Addio Dante per 62 anni musico della banda di Bollengo.

Addio Dante il musico

In tanti per l’ addio Dante decano della banda musicale di Bollengo. Se ne è andato accompagnato dal suono della sua  la Filarmonica sulle note di “Madonnina dai riccioli d’oro”. Era infatti uno dei brani che amava di più, Defendente Bravo.

La storia di Dante

Bollenghino, si era poi anni fa trasferito con la famiglia a Burolo, ma non ha mai scordato le sue radici. Il padre Giuseppe (Pinot), suonava le campane del paese. Classe 1931, entrò nella Filarmonica del Maestro Giovanni Gambone a diciannove anni. Era il 1950, ed è rimasto per ben 62 anni fino al 2012. Suonava   il Genis, il Basso, e, negli ultimi anni, ai Piatti.

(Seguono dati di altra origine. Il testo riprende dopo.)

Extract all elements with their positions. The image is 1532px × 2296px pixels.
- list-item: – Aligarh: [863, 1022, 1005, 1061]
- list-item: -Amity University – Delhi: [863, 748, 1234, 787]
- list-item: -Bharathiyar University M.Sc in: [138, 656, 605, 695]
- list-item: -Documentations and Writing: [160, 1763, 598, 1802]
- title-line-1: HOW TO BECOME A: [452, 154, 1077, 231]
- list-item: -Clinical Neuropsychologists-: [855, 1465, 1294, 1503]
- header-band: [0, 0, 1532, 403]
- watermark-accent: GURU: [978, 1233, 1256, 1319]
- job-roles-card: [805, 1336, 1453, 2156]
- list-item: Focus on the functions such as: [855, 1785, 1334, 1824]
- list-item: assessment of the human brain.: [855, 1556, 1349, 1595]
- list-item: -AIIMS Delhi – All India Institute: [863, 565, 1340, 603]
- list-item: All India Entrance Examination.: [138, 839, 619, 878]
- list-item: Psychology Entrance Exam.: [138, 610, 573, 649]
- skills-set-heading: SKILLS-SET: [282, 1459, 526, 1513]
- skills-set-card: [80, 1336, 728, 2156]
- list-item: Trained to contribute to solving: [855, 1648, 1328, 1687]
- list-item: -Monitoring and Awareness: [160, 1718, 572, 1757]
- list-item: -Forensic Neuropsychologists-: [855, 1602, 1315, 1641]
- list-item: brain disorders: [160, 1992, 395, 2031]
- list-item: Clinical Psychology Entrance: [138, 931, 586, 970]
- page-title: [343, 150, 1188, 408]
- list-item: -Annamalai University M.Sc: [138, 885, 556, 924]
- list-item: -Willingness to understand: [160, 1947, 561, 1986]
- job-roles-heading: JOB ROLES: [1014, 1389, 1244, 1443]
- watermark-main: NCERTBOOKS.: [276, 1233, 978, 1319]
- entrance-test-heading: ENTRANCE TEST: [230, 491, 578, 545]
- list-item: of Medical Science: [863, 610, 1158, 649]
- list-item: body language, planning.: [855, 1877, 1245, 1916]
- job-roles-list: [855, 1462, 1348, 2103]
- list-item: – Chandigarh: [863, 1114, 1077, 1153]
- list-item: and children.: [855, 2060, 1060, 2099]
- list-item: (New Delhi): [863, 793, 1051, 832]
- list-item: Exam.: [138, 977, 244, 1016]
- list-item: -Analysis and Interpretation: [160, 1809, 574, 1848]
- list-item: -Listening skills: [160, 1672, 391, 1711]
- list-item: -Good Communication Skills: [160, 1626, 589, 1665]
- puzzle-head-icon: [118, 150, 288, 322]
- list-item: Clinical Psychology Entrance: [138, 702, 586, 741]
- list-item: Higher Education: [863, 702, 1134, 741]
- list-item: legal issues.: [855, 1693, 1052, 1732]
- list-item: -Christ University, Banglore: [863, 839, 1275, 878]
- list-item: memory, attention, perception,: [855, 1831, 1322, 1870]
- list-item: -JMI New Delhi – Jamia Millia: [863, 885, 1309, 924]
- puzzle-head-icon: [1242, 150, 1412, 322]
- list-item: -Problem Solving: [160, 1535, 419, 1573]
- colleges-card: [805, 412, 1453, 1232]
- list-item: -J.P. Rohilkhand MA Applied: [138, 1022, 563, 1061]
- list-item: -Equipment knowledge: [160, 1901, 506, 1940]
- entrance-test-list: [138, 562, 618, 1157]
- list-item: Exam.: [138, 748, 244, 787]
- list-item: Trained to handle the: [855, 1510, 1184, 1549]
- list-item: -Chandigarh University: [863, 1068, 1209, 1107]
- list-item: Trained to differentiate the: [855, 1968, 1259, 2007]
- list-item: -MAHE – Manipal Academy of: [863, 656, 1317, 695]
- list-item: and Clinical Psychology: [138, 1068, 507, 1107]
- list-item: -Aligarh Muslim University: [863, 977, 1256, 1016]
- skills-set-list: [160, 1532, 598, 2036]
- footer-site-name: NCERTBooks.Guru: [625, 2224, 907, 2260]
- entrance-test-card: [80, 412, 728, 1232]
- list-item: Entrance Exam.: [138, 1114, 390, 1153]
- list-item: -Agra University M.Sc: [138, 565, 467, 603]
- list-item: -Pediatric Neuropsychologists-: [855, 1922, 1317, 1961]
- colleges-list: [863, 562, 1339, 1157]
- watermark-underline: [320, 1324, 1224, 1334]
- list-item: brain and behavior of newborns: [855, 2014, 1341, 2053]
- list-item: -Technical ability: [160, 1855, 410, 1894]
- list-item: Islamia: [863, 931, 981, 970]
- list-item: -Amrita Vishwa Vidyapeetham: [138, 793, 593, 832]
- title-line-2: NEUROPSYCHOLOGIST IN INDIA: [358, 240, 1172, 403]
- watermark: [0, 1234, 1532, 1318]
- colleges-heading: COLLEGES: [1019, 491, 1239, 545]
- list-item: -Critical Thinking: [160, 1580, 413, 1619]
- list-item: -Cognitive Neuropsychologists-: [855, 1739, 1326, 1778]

Si è impegnato anche con le bande Musicali di Ivrea, Roppolo e Borgofranco.

Il ricordo del sindaco di Bollengo

Luigi Sergio Ricca ne ha ricordato il carattere estroverso. “Quando c’era lui non c’era da ascoltare solo la musica. Non mancava mai infatti il racconto di qualche barzelletta. C’era da aspettarsi sempre qualche sua battuta sulla vita del paese”. Naturalmente il Sindaco diventava il bersaglio preferito. “Facevano sorridere, ma spesso erano uno stimolo a riflettere. Mi mancheranno molto”.